No movimento dinâmico da cultura humana, como um todo, tem espaço até para as chamadas “modas” do momento, que, em grande parte, não se fixam como parte integrante da cultura transformada e acabam ficando pelo caminho. Nesse quadro das ‘modas’ temos desde vestimentas até certas palavras e termos, que vão das chamadas ‘gírias’, até aqueles retirados do próprio vernáculo linguístico a ser usado em diferentes ocasiões de tratamento.
Agora, também, temos que pôr o dedo na ferida em algumas situações que necessitam ser citadas aqui e que, a meu ver, não representam necessariamente uma dinâmica cultural muito saudável e que me deixam, de certa maneira, cético e preocupado com as transformações que este movimento pode causar. Claro que me refiro ao chamado ‘universo do sagrado indígena’.

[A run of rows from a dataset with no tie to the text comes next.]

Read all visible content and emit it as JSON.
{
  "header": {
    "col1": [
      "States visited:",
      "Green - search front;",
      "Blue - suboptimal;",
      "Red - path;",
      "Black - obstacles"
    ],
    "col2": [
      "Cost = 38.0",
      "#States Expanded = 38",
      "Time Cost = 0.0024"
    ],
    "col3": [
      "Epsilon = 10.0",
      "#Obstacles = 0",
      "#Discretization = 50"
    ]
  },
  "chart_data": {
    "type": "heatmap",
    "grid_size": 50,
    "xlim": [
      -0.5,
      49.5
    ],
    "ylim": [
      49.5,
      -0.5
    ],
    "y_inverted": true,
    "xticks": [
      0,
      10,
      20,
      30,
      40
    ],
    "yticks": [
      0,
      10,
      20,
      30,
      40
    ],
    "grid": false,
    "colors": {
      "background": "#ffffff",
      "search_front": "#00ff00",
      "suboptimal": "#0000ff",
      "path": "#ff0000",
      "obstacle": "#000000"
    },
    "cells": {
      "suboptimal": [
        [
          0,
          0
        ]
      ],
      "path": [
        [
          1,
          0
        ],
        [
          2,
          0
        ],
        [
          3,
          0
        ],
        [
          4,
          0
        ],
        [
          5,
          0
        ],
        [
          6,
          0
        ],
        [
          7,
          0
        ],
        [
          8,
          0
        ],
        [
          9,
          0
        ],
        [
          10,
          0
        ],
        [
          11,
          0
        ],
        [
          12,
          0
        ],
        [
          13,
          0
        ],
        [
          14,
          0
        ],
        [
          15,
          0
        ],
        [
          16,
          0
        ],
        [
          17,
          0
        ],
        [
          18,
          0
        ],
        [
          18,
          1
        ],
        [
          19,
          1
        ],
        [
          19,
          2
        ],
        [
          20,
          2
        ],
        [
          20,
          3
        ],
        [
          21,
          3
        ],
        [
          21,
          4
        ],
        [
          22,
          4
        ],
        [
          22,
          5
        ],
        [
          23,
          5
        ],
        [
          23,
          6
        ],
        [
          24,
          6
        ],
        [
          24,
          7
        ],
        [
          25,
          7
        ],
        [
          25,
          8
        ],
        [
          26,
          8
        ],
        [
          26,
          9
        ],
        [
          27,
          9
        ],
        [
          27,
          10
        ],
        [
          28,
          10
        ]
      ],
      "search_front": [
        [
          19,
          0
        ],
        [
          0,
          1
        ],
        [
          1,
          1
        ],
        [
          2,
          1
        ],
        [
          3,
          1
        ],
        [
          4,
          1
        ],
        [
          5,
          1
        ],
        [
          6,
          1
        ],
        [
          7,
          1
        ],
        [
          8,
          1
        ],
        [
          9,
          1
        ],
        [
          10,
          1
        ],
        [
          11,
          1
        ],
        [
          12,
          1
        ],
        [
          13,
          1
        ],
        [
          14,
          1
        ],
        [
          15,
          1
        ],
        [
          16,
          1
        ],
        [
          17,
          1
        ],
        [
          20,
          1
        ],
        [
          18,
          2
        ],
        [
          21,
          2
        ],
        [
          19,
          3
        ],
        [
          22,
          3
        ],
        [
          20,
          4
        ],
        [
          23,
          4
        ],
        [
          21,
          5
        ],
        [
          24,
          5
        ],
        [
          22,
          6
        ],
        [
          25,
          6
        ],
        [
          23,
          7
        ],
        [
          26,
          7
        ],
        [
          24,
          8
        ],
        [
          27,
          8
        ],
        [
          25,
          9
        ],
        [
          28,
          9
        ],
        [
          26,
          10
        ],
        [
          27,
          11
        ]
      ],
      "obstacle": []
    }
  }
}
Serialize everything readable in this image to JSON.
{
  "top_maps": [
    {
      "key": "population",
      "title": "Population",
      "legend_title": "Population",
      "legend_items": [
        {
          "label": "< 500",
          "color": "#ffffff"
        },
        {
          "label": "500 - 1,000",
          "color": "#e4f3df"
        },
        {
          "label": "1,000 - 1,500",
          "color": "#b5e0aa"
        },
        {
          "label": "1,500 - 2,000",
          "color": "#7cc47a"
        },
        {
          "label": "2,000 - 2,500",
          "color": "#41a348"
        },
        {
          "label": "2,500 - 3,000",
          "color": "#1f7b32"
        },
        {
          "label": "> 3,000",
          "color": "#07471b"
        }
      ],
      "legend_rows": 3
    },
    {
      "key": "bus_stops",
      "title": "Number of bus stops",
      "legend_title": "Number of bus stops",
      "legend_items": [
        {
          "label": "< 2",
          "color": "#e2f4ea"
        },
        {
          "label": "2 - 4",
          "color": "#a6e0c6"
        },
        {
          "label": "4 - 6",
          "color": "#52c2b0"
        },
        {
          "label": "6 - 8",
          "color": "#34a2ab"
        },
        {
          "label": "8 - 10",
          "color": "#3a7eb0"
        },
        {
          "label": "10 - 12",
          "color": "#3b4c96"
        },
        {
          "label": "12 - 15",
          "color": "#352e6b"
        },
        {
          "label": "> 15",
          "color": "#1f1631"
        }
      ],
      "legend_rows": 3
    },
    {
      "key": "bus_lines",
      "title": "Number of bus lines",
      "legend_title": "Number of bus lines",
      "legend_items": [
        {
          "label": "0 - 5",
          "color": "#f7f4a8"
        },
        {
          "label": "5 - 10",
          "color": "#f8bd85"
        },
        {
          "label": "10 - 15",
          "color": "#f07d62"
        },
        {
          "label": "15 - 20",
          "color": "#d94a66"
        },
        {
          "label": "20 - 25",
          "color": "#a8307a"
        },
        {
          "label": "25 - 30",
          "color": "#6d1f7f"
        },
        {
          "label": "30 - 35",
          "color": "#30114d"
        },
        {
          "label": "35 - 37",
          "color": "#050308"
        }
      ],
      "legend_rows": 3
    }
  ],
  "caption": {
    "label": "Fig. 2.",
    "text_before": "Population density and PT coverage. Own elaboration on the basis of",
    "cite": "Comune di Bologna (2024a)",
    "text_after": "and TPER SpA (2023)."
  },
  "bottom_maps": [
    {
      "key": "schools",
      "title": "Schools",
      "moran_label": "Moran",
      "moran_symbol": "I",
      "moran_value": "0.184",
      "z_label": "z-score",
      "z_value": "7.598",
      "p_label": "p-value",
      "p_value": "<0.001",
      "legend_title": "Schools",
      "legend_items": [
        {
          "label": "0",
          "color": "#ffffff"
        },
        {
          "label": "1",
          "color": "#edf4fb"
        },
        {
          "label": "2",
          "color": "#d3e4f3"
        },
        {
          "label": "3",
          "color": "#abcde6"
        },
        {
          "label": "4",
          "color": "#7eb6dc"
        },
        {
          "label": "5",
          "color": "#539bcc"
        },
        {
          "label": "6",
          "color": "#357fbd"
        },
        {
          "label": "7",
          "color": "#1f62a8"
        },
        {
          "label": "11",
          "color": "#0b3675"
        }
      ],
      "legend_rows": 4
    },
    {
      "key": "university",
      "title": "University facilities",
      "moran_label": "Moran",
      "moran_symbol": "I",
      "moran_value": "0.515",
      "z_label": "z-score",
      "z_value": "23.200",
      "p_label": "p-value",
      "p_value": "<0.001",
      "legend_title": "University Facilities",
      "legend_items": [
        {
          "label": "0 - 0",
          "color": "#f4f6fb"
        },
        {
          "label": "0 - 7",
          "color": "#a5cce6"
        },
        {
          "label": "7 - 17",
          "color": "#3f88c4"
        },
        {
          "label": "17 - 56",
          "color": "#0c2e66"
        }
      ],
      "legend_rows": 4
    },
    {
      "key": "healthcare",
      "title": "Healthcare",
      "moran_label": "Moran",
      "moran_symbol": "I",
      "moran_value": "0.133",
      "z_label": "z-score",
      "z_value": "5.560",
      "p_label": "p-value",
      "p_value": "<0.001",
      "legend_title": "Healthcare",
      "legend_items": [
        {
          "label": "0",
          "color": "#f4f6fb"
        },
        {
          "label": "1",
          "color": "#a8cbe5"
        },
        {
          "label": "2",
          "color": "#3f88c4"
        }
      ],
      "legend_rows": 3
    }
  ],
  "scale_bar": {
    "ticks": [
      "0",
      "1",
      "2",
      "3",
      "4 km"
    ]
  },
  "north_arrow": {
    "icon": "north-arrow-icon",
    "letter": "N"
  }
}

Nesse dinamismo todo não me estranha, nem creio ser errada a busca, principalmente dos mais jovens, em alcançar o status ‘pajé’ junto aos dawa, cantando músicas onde Yemanjá se encontra com Jesus, Nossa senhora passeia na floresta encantada dos botos, o ‘mestre’ com os caboclos dançam no terreiro de Tupã, etc etc etc. É a maneira comunicativa que encontraram para chamar a atenção dos dawa para a ‘ótica indígena’ e para os mistérios que, se apresentado de outra maneira, talvez não fosse possível se fazer compreender. E não vejo com maus olhos parte da cultura, no caso a espiritual, circulando por este mundo tão carente de iluminação.
O que me deixa ‘com um pé atrás’ é com certos divulgadores da cultura (sabem que, para mim, pajé é outra coisa, e destes, pouquíssimos deixam a paz de sua aldeia para irem viajar para longe) que se dizem txana, pajé etc. e que não são capazes de cantar ou apresentar, em parte do ritual, a sua cultura ancestral de cantoria, mesmo sendo a mesma ainda em uso em suas comunidades de origem, ou em outras próximas.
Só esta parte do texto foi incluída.